The tide might be turning for UK equity funds, which enjoyed their first month of net inflows in three years. This coincided with a buying spree for equity funds in general, which took in a record net inflow of £3.1bn in November, the latest data from Calastone has shown.
It was the first time equity inflows had breached the £3bn mark and was a reversal of the pre-Budget record outflow of the previous month, when investors banked their profits to avoid capital gains tax increases, as the chart below shows.
Net flows into equity funds
Source: Calastone
October’s £2.7bn record outflows were prompted by fears that chancellor Rachel Reeves would hike capital gains tax, which she did, but not by as much as some people had feared, and the money flowed right back into the market last month. The reason was not indecisiveness but rather minimising tax bills, according to Calastone head of global markets Edward Glyn.
“The biggest tax-raising budget since 1993 prompted a scramble to shield profits on funds from higher levies. But investors were keen not to be out of the market for long,” he said.
“Almost half of October’s outflows were poured back into equity funds in the first week of November, further evidence that these record flows were all about minimising tax bills.”
The greatest beneficiaries were global, North American and emerging market funds, which added £1.22bn, £848m and £426m respectively, as well as European funds.
UK-focused equity funds saw their first inflows in 42 months, as the chart below illustrates. Investors added a net £317m to UK-focused funds in November, having withdrawn £25.3bn in the previous three-and-a-half years.
Net flows into UK funds
Source: Calastone
For Glyn, however, it’s too soon to be overly optimistic. “Time will tell, but the inflow to UK-focused funds is likely to be a hiatus rather than marking a break in the trend. There is no major catalyst on the immediate horizon to prompt a wholesale resurgence of interest in the much unloved UK stock market,” he said.

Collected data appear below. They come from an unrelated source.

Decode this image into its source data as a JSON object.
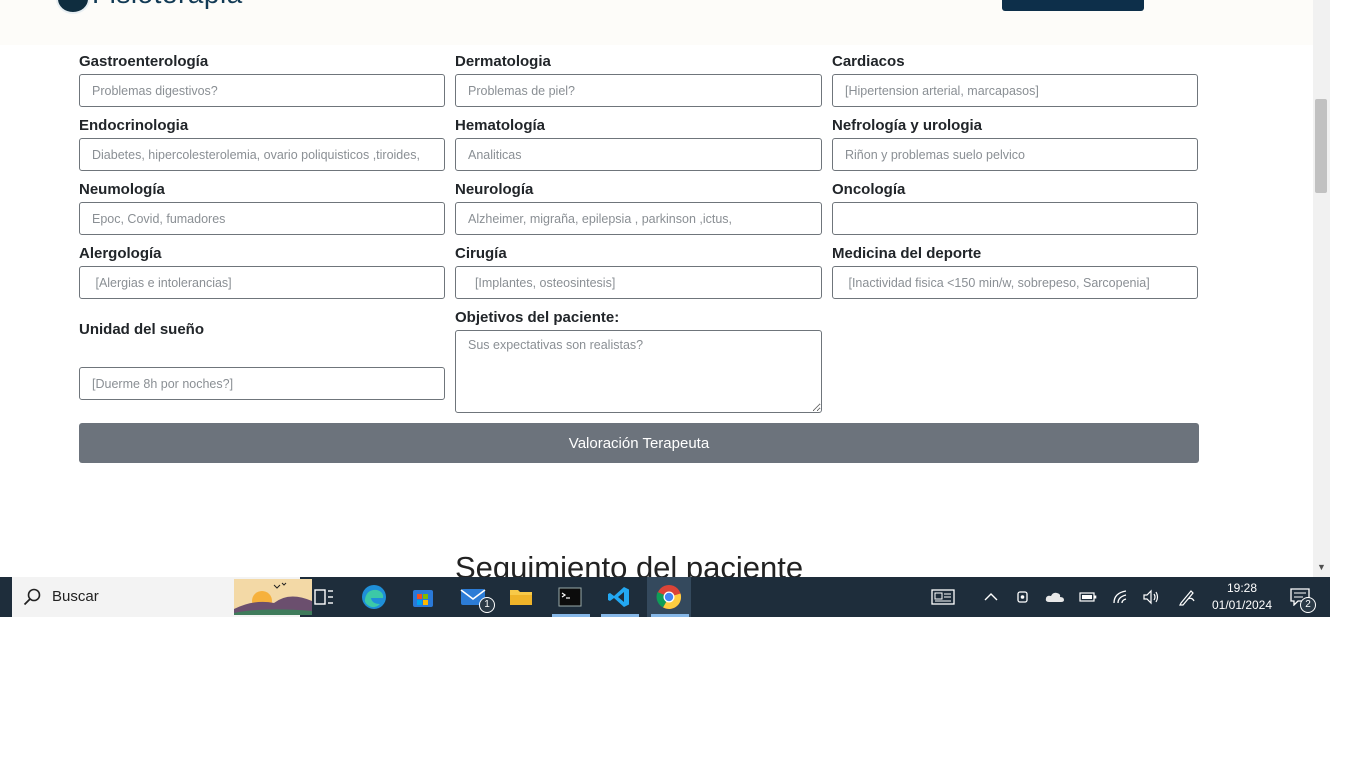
{
  "header": {
    "logo_text": "Fisioterapia"
  },
  "form": {
    "fields": [
      {
        "label": "Gastroenterología",
        "placeholder": "Problemas digestivos?"
      },
      {
        "label": "Dermatologia",
        "placeholder": "Problemas de piel?"
      },
      {
        "label": "Cardiacos",
        "placeholder": "[Hipertension arterial, marcapasos]"
      },
      {
        "label": "Endocrinologia",
        "placeholder": "Diabetes, hipercolesterolemia, ovario poliquisticos ,tiroides,"
      },
      {
        "label": "Hematología",
        "placeholder": "Analiticas"
      },
      {
        "label": "Nefrología y urologia",
        "placeholder": "Riñon y problemas suelo pelvico"
      },
      {
        "label": "Neumología",
        "placeholder": "Epoc, Covid, fumadores"
      },
      {
        "label": "Neurología",
        "placeholder": "Alzheimer, migraña, epilepsia , parkinson ,ictus,"
      },
      {
        "label": "Oncología",
        "placeholder": ""
      },
      {
        "label": "Alergología",
        "placeholder": " [Alergias e intolerancias]"
      },
      {
        "label": "Cirugía",
        "placeholder": "  [Implantes, osteosintesis]"
      },
      {
        "label": "Medicina del deporte",
        "placeholder": " [Inactividad fisica <150 min/w, sobrepeso, Sarcopenia]"
      },
      {
        "label": "Unidad del sueño",
        "placeholder": "[Duerme 8h por noches?]"
      },
      {
        "label": "Objetivos del paciente:",
        "placeholder": "Sus expectativas son realistas?"
      }
    ],
    "submit_label": "Valoración Terapeuta"
  },
  "section_heading": "Seguimiento del paciente",
  "taskbar": {
    "search_text": "Buscar",
    "mail_badge": "1",
    "apps": [
      "task-view-icon",
      "edge-icon",
      "store-icon",
      "mail-icon",
      "file-explorer-icon",
      "terminal-icon",
      "vscode-icon",
      "chrome-icon"
    ],
    "tray": [
      "news-icon",
      "chevron-up-icon",
      "meet-icon",
      "onedrive-icon",
      "battery-icon",
      "wifi-icon",
      "volume-icon",
      "pen-icon"
    ],
    "time": "19:28",
    "date": "01/01/2024",
    "notification_count": "2"
  },
  "colors": {
    "submit_bg": "#6c737c",
    "taskbar_bg": "#1e2d3b",
    "header_button": "#0d2f4a"
  }
}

Investors also sought to lock into high yields through fixed income funds, which added £764m and reversed all the net selling Calastone recorded across its network in August and September.

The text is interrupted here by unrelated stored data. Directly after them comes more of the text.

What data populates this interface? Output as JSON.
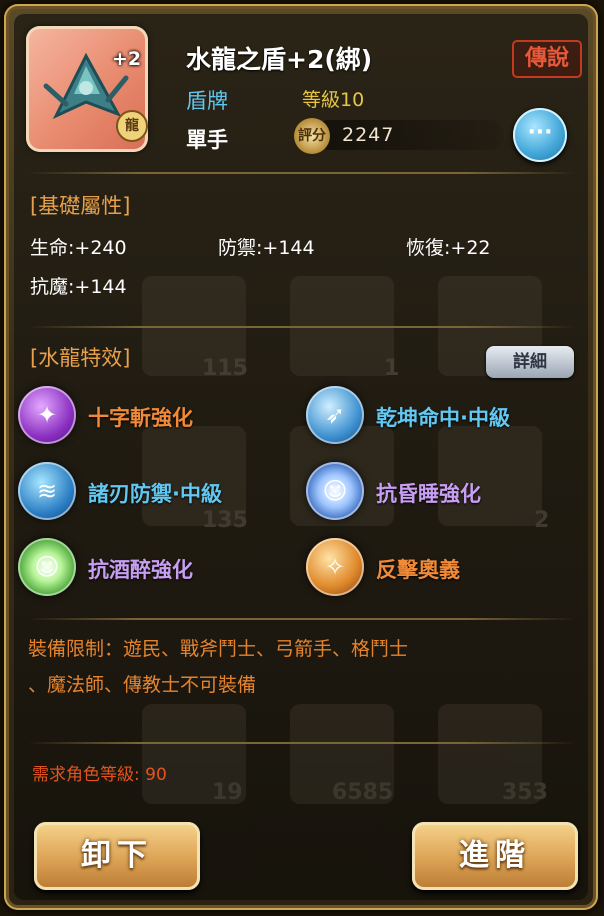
{
  "item": {
    "name": "水龍之盾+2(綁)",
    "plus_badge": "+2",
    "bind_badge": "龍",
    "rarity": "傳說",
    "type": "盾牌",
    "level_label": "等級10",
    "hand": "單手",
    "score_icon_label": "評分",
    "score": "2247",
    "more_label": "···"
  },
  "base_section": {
    "title": "[基礎屬性]",
    "stats": [
      "生命:+240",
      "防禦:+144",
      "恢復:+22",
      "抗魔:+144"
    ]
  },
  "effect_section": {
    "title": "[水龍特效]",
    "details_label": "詳細",
    "effects": [
      {
        "label": "十字斬強化",
        "icon": "purple-slash-icon",
        "color": "#f08a38"
      },
      {
        "label": "乾坤命中·中級",
        "icon": "blue-strike-icon",
        "color": "#62c8f2"
      },
      {
        "label": "諸刃防禦·中級",
        "icon": "blue-blade-icon",
        "color": "#62c8f2"
      },
      {
        "label": "抗昏睡強化",
        "icon": "blue-figure-icon",
        "color": "#c89ef2"
      },
      {
        "label": "抗酒醉強化",
        "icon": "green-figure-icon",
        "color": "#c89ef2"
      },
      {
        "label": "反擊奧義",
        "icon": "orange-counter-icon",
        "color": "#f08a38"
      }
    ]
  },
  "restriction": {
    "line1": "裝備限制：遊民、戰斧鬥士、弓箭手、格鬥士",
    "line2": "、魔法師、傳教士不可裝備"
  },
  "required_level": "需求角色等級: 90",
  "buttons": {
    "unequip": "卸下",
    "advance": "進階"
  },
  "background_counts": [
    "115",
    "1",
    "135",
    "2",
    "19",
    "6585",
    "353"
  ]
}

Bond yields fell in the second half of November after rising from their mid-September low. August and September outflows from fixed income investments reflected profit-taking as bond yields decreased on expectations of rapid rate cuts, but yields rose again due to fears of increasing inflationary pressures.
It was these higher yields that tempted investors back into fixed income funds over the past few weeks, according to Glyn.

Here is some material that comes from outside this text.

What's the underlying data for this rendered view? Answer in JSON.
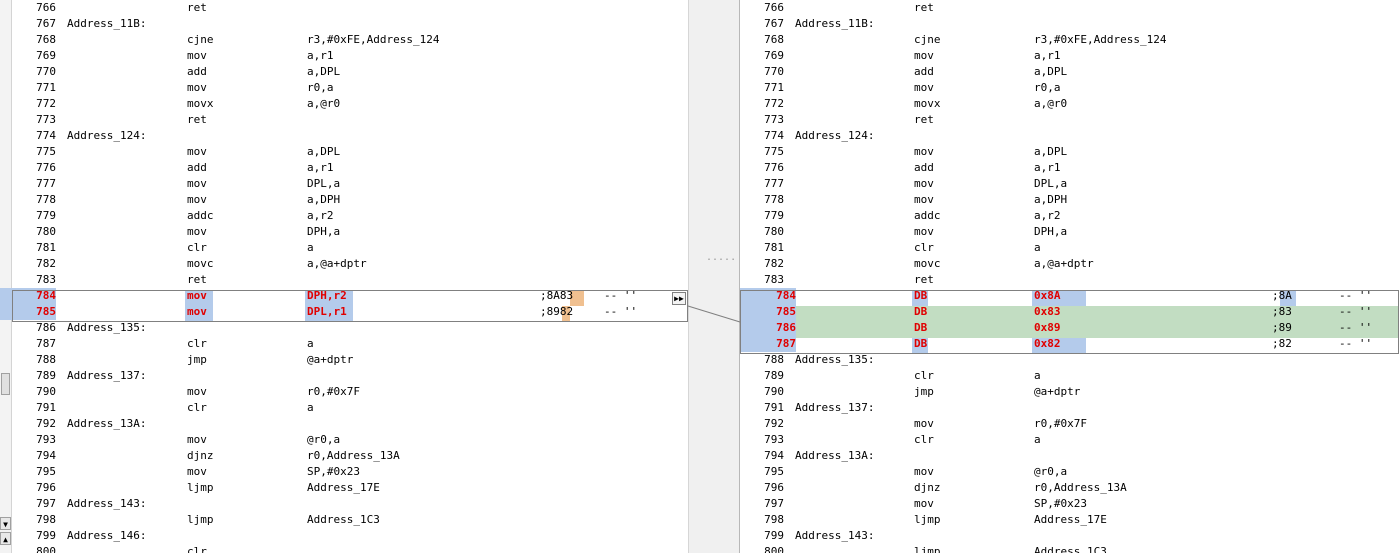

“Those who added to their fixed income holdings in the first half of November are already enjoying capital gains,” he said.
On the negative side, investors continued to sell Asia Pacific, income and specialist sector funds, albeit at a slower pace than in October.
Inflows into money market funds dropped to £131m, their lowest since April, mainly reflecting the allocation changes that have occurred around all the Budget activity.
Finally, investors withdrew a net £39m from property funds in November, the 14th consecutive month of outflows from the sector for a total of £7.84bn lost over the past six years.
“Property funds do not share the privileged position equities have. The asset class is more marginal in itself and prone to cycles of boom and bust, but investors are still pessimistic and the open-ended fund structure no longer has the confidence of many investors and so the outflows continue,” Glyn concluded.